ASSOCHAM urges RBI to hold rates steady in key MPC meet next week

IANS April 2, 2025 161 views

The Associated Chambers of Commerce and Industry of India (ASSOCHAM) has recommended that the Reserve Bank of India maintain its current interest rates during the upcoming Monetary Policy Committee meeting. ASSOCHAM President Sanjay Nayar emphasized the importance of allowing recent liquidity injection measures to take effect before making further policy changes. The industry chamber remains optimistic about India's economic prospects, projecting a GDP growth of 6.7% for the fiscal year 2026. Despite global challenges, ASSOCHAM believes the right balance of fiscal and monetary policies will help maintain economic stability and foster growth.

"Given this backdrop, we believe that the RBI is expected to hold rates steady during this policy cycle." - Sanjay Nayar, ASSOCHAM President
New Delhi, April 2: As the Reserve Bank of India (RBI) prepares for its upcoming monetary policy meeting from April 7 to 9, the Associated Chambers of Commerce and Industry of India (ASSOCHAM) on Wednesday called for a cautious approach, recommending that the RBI adopt a "wait and watch" stance rather than opting for an immediate rate cut.

Key Points

1

ASSOCHAM forecasts 6.7% GDP growth for FY'26

2

RBI advised to monitor economic impact of recent liquidity measures

3

Retail inflation expected to remain controlled

4

Global challenges persist but India's economy remains strong

ASSOCHAM President Sanjay Nayar emphasised that while the central bank had already injected liquidity into the market through measures like a 25-basis-point rate cut during the last policy cycle, it is important to allow time for these measures to take effect.

"The RBI has recently injected liquidity into the market through various measures, including a 25 basis points cut last time," he said.

Nayar contended that the focus should be on assessing the impact of these steps on capital expenditure (capex) growth and consumer consumption before making any further decisions.

"Given this backdrop, we believe that the RBI is expected to hold rates steady during this policy cycle.
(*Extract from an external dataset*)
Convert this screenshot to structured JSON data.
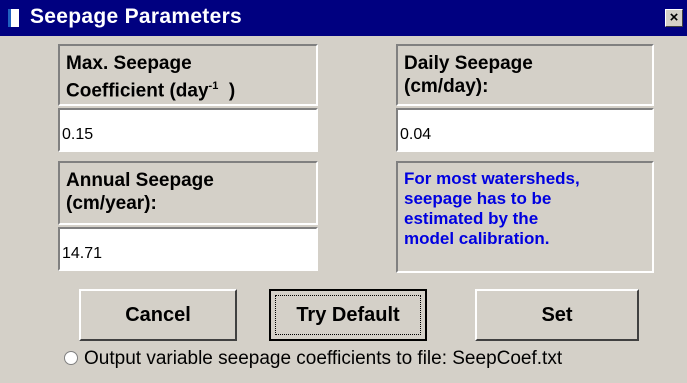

A rate cut at this stage may only lead to pressure on the rupee, though it may increase consumer borrowing," he stated.

Nayar pointed out that while external challenges persist, India’s economy remains strong and is expected to grow at a steady pace in the new fiscal year.

The leading industry chamber’s outlook for India’s GDP growth is optimistic, with expectations for a growth rate of around 6.7 per cent for FY’26.

The industry body also forecast that retail inflation will remain under control, thanks to the favourable movement in global crude prices and the easing of geopolitical tensions.

"The RBI's previous actions, such as the liquidity measures and rate cuts, had been aimed at boosting demand across various sectors of the economy," Nayar added.

While such steps can help sectors like housing, automobile, and consumer durables, he advised that the central bank carefully monitor the broader economic environment before making further cuts.

Despite the pressures on the global front, including fluctuating crude oil prices and geopolitical uncertainties, ASSOCHAM remained confident in India’s resilience.

The firm believed that the right balance of fiscal and monetary policies would help maintain stability and foster growth in the coming months.